Daydreaming | Teen Ink

Daydreaming

April 14, 2017
By AydiaCain BRONZE, Grand Rapids, Michigan
AydiaCain BRONZE, Grand Rapids, Michigan
1 article 0 photos 1 comment

“Life is what happens to you while you are busy making other plans,” my earbuds sang. Sitting there in that squeaky desk I looked out the window to see the cloudy gray sky of April. I couldn’t help but to think about how much prettier it is in Italy. I could almost feel the heat of the sun warming me and the silkiness of the Mediterranean Sea dancing through my fingertips. Remembering the taste of fresh gelato melting on my tongue made me sigh. “Daydreaming again, Aydia?” laughed the girl next to me “Naturally,” I smiled, lazily resting my head on my hand. My spanish teacher rambled off about something I had learned a week ago and I felt myself slip away from reality.
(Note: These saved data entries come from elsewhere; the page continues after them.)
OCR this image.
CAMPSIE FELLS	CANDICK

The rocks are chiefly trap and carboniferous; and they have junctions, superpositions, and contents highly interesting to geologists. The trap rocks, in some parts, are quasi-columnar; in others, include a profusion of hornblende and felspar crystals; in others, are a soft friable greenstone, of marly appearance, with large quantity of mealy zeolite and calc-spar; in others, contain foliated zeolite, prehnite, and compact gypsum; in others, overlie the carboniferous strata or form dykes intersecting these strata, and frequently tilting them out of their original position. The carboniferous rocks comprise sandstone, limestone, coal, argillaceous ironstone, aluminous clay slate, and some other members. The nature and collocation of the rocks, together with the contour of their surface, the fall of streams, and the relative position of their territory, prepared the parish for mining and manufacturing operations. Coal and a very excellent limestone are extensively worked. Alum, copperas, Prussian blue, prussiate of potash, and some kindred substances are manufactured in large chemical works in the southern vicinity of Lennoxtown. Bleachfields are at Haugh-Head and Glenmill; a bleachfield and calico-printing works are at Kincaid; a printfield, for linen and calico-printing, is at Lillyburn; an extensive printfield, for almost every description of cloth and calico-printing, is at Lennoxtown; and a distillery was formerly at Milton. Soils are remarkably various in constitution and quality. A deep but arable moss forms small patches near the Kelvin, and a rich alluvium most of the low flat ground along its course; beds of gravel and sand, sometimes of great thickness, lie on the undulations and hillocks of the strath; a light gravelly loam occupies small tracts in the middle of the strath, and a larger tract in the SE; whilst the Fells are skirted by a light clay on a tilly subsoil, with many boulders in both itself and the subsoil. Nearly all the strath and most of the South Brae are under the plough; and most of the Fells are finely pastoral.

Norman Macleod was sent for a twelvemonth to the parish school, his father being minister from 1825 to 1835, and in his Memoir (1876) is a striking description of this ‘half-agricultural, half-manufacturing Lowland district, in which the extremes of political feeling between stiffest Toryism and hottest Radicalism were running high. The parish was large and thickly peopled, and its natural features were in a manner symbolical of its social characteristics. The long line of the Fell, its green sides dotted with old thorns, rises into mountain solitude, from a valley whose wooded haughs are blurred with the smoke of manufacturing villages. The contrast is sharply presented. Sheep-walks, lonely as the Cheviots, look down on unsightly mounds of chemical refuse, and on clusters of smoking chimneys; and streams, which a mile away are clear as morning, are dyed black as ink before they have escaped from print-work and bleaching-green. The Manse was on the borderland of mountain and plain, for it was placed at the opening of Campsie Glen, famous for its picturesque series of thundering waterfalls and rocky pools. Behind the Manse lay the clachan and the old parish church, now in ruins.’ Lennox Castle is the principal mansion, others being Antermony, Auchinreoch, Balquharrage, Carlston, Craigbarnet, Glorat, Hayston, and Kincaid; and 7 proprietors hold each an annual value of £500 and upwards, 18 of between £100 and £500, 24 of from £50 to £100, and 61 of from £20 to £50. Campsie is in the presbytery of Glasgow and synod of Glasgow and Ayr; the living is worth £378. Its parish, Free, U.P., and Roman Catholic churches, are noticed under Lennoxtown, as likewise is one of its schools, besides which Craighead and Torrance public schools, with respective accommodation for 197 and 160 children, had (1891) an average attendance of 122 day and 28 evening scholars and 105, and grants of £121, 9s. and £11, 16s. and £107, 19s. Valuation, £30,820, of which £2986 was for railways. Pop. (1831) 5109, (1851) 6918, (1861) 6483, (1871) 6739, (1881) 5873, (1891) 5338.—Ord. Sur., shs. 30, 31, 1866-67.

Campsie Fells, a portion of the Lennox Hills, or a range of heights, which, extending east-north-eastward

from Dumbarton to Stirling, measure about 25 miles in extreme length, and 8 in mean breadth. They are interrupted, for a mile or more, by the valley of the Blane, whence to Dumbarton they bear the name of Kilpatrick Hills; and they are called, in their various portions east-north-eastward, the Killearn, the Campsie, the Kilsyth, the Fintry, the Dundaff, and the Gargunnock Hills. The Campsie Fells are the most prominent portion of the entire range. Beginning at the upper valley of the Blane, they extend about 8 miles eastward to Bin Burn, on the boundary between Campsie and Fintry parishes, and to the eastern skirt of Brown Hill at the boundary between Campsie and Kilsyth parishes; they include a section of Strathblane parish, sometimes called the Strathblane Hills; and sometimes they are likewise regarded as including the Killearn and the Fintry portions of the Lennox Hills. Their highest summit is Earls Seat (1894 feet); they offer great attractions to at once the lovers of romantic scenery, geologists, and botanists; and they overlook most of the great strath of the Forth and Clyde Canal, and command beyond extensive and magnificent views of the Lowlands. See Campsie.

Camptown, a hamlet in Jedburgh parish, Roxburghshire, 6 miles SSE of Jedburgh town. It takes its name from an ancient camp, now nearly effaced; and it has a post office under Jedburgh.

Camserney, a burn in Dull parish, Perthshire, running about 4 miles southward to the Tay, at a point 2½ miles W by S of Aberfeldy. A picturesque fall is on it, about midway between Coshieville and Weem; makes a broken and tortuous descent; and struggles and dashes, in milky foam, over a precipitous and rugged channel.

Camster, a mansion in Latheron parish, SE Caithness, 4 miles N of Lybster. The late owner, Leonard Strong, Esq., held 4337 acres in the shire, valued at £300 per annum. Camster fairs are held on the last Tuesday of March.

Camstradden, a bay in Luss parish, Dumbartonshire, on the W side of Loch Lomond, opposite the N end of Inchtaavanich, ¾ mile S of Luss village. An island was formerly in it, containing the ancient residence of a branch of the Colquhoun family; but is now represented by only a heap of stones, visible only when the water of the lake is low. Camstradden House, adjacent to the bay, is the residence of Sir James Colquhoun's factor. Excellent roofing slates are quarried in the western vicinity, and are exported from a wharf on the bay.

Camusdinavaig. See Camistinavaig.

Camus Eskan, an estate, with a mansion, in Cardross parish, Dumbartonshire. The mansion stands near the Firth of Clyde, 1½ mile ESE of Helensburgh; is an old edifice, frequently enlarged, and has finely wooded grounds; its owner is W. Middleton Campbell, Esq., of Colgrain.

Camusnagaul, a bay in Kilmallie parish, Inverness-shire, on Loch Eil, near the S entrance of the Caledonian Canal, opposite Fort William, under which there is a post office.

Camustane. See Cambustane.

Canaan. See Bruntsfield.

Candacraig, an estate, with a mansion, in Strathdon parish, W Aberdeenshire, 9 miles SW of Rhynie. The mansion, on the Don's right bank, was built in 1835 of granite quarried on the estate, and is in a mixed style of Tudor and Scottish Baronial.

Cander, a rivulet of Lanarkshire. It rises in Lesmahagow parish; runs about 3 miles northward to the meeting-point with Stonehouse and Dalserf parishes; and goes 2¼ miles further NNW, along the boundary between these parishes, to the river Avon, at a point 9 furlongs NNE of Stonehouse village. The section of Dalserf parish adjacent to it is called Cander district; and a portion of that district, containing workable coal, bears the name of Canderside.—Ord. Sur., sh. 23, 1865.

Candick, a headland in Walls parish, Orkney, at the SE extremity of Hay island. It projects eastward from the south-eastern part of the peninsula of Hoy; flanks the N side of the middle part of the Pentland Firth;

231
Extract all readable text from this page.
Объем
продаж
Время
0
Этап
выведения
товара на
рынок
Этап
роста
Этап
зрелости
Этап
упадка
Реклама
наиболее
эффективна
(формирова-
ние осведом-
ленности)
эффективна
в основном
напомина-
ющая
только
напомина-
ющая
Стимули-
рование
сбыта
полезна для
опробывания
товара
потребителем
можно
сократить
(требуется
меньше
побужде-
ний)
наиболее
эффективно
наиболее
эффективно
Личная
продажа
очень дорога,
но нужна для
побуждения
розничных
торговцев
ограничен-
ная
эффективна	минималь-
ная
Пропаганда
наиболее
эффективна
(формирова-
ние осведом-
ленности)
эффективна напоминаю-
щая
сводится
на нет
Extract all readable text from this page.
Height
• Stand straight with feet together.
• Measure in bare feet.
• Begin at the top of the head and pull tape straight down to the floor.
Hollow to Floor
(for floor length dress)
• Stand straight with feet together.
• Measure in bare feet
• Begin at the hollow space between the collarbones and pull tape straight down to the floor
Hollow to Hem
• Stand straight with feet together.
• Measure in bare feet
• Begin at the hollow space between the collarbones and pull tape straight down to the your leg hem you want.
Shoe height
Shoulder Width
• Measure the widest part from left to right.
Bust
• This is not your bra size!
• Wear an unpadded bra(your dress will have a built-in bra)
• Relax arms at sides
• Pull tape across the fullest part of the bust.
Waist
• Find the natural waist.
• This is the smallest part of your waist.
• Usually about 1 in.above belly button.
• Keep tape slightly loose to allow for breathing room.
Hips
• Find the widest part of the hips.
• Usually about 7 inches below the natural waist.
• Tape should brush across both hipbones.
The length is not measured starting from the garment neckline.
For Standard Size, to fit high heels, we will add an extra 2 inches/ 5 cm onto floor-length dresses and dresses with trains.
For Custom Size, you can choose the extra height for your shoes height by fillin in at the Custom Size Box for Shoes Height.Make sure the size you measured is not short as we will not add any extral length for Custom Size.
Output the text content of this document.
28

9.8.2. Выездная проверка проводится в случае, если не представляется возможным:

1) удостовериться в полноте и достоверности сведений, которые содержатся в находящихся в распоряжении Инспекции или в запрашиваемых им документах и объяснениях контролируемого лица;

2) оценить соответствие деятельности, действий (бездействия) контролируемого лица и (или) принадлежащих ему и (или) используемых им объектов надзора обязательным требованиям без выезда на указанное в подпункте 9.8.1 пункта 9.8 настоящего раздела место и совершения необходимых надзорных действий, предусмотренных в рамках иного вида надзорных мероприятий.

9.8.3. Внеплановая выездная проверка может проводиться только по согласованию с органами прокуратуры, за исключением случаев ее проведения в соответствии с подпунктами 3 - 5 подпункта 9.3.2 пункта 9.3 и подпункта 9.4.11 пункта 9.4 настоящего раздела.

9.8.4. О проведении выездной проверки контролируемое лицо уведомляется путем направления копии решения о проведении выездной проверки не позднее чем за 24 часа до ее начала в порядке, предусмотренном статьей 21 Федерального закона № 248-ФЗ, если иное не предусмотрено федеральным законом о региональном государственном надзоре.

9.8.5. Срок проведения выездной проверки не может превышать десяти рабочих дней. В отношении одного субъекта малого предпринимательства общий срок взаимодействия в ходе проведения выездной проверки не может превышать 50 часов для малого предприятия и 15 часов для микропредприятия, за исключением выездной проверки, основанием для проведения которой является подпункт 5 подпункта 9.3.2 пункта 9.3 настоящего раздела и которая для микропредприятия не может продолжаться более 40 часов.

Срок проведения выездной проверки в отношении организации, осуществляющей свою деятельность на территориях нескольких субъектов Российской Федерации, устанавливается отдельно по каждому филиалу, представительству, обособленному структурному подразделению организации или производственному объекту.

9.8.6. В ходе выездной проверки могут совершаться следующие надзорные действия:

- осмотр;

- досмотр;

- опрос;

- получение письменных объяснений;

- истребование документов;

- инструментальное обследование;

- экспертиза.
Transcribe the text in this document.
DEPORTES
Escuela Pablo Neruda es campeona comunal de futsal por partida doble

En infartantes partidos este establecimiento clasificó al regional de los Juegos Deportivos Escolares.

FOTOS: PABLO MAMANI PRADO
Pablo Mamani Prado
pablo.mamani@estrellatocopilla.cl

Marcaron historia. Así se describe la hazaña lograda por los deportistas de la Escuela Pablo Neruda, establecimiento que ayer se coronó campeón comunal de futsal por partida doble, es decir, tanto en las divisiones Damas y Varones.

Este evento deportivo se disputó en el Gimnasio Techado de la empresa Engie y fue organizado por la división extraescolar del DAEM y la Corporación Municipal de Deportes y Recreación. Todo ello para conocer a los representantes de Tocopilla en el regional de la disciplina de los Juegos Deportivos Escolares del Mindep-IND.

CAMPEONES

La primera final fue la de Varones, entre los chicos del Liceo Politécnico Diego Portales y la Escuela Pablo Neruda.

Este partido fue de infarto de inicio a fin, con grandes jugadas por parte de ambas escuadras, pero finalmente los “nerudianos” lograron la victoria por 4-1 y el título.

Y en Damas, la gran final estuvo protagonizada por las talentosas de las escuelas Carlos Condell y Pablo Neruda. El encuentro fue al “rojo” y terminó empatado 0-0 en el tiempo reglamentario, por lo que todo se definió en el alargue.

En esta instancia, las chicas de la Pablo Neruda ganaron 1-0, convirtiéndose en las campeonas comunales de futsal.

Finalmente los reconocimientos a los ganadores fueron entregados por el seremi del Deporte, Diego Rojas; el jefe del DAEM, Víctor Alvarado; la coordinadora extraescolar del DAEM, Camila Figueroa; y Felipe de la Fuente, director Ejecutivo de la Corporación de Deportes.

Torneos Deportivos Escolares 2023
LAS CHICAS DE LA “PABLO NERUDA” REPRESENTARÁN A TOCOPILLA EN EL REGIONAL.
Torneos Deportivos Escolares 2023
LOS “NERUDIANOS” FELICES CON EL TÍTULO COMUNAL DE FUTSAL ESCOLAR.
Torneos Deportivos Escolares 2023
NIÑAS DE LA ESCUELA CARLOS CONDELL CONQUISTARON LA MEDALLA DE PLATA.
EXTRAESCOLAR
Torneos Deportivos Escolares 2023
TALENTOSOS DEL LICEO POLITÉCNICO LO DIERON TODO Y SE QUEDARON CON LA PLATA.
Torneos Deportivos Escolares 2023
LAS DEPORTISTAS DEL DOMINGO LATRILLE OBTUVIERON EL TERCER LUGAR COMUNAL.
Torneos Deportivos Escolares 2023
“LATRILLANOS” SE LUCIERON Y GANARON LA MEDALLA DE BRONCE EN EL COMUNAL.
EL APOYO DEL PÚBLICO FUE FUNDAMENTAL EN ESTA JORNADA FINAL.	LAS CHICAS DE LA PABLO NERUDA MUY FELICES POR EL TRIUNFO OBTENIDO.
Arriving to my first authentic Italian restaurant reminded me of trying to swim for the first time. Diving into the new foods you splash around for a bit, make a complete fool of yourself but enjoy it nonetheless. Struggling to keep up with the 15 courses, I found myself stuffing my face with every beautifully dressed plate that landed in front of me only to learn there were always three more coming. My great Aunt Stephanie, who was in every way a wine connoisseur, offered me a small glass proclaiming it “just exquisite”. Being thirteen at the time, alcohol was a subject I had been forced to avoid. As cautious as I was, my inner rebel screamed the reality that here was a grown woman offering ME some of the finest wine in Italy! Was this the Italian life? Eating as much as you could and doing things that you never could have dreamed of doing at home? As I lifted that glass of white wine to my lips I swallowed a sip as quickly as I would lemonade. It burned and clawed its way down my throat as my face flushed. The table erupted into a symphony of laughter when I shoved the glass back to my giggling Aunt.
Before traveling to Europe I had this preconceived idea about the world. Everyone had different values, different lives, different everything. I thought it was almost as if they were from another planet. I felt that the world was this big foreign place that had no space for me outside of my own little town. But I remember a time when the day seemed to drag, and the clock ticked slowly. With the heated black rocks underneath my legs I sat, and let the velvety waves of the Mediterranean splash over my toes. I soaked in not only the blazing sun but also my surroundings. Three little girls splashed each other and their laughter sang delightfully. To my left a little boy no older than two yanked down his swim trunks and chased the screaming girls in circles around the beach.

 

 Snickering I laid back and realized how similar I was to these people. I wondered if maybe we weren’t as different as I had previously thought. Maybe we are all just stumbling along through life trying to figure things out, and perhaps that’s true no matter where you are from. My eyelashes fluttered closed just as I heard the excited footsteps of my cousin Sarah, calling out for me to swim with her to the buoy. Her faint voice got louder and more demanding until my eyes flipped open, but what I saw surprised me. It was my spanish teacher standing in front of my desk, hands on her hips and a worried look in her eyes.